Geographically, the longnose sucker is found mainly in North America, where it is the most widely dispersed species of sucker on the continent. The longnose sucker is distributed from coast to coast in the northern areas of the United States, and its range extends northward through Alaska to the northernmost parts of Canada. Pennsylvania is the southern boundary of its range in North America. The longnose is the only species of sucker that inhabits Asia, where it is often found in the streams and rivers of eastern Siberia.
For habitat, the longnose sucker prefers rivers, streams and lakes that are cold and clear. Occasionally, though, this fish will be found in somewhat warm and muddy waters in bays and estuaries. Longnose suckers are bottom dwellers and can be found to depths of about 600 feet (182 m). They tend to make their homes in holes or areas where there is some kind of underwater obstruction.
In addition to living on the bottom, the longnose sucker is a bottom feeder with a mouth perfectly suited for it. The mouth of this species of sucker is puckered and looks something like a suction cup. It is located on the abdominal side of the fish so that it is naturally pointed toward where the food is. As a diet, adult longnose suckers feed mainly on an assortment of insect larvae from midges and mayflies. These fish also eat algae and bottom-dwelling aquatic invertebrates such as worms, snails and small crustaceans.

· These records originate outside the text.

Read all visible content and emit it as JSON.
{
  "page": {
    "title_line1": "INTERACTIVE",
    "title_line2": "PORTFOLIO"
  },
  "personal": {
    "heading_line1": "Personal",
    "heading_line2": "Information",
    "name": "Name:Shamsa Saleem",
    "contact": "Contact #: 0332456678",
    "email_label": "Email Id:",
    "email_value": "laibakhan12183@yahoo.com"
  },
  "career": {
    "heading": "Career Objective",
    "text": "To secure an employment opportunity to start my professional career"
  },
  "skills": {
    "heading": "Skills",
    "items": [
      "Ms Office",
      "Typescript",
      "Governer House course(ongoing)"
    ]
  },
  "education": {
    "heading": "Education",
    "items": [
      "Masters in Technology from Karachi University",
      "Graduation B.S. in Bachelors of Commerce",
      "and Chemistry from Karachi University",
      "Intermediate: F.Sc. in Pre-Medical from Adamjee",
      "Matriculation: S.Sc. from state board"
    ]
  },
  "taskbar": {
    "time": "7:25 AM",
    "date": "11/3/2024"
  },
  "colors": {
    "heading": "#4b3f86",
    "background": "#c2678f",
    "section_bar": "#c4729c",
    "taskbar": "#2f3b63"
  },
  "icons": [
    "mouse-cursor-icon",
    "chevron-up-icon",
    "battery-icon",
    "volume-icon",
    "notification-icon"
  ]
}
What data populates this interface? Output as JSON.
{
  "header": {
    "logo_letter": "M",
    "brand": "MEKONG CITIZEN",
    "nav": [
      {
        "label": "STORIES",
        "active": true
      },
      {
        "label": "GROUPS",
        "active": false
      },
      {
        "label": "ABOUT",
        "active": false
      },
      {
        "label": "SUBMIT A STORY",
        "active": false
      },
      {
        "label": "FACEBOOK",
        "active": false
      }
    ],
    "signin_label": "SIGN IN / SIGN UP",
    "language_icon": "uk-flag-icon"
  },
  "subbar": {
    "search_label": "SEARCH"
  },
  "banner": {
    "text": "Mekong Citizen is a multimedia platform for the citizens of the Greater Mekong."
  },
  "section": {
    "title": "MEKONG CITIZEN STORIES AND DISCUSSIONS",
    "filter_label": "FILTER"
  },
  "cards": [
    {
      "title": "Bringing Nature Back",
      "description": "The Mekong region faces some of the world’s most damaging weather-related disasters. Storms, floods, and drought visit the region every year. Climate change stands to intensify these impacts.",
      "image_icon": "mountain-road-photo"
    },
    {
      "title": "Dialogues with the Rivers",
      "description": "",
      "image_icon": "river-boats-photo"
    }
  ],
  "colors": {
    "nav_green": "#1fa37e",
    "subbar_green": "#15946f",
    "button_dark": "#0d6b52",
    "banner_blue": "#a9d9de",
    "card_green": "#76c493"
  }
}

Breeding season is from about the middle of April through July. Longnose suckers migrate upstream to spawn in areas where waters flow at a moderate to fast rate over layers of gravel. Males wait for females over these gravelly areas. No nests are built, but the female releases eggs that sink to the bottom and are then fertilized by the male. The eggs attach themselves to the gravel or other bottom material and will hatch within a few weeks.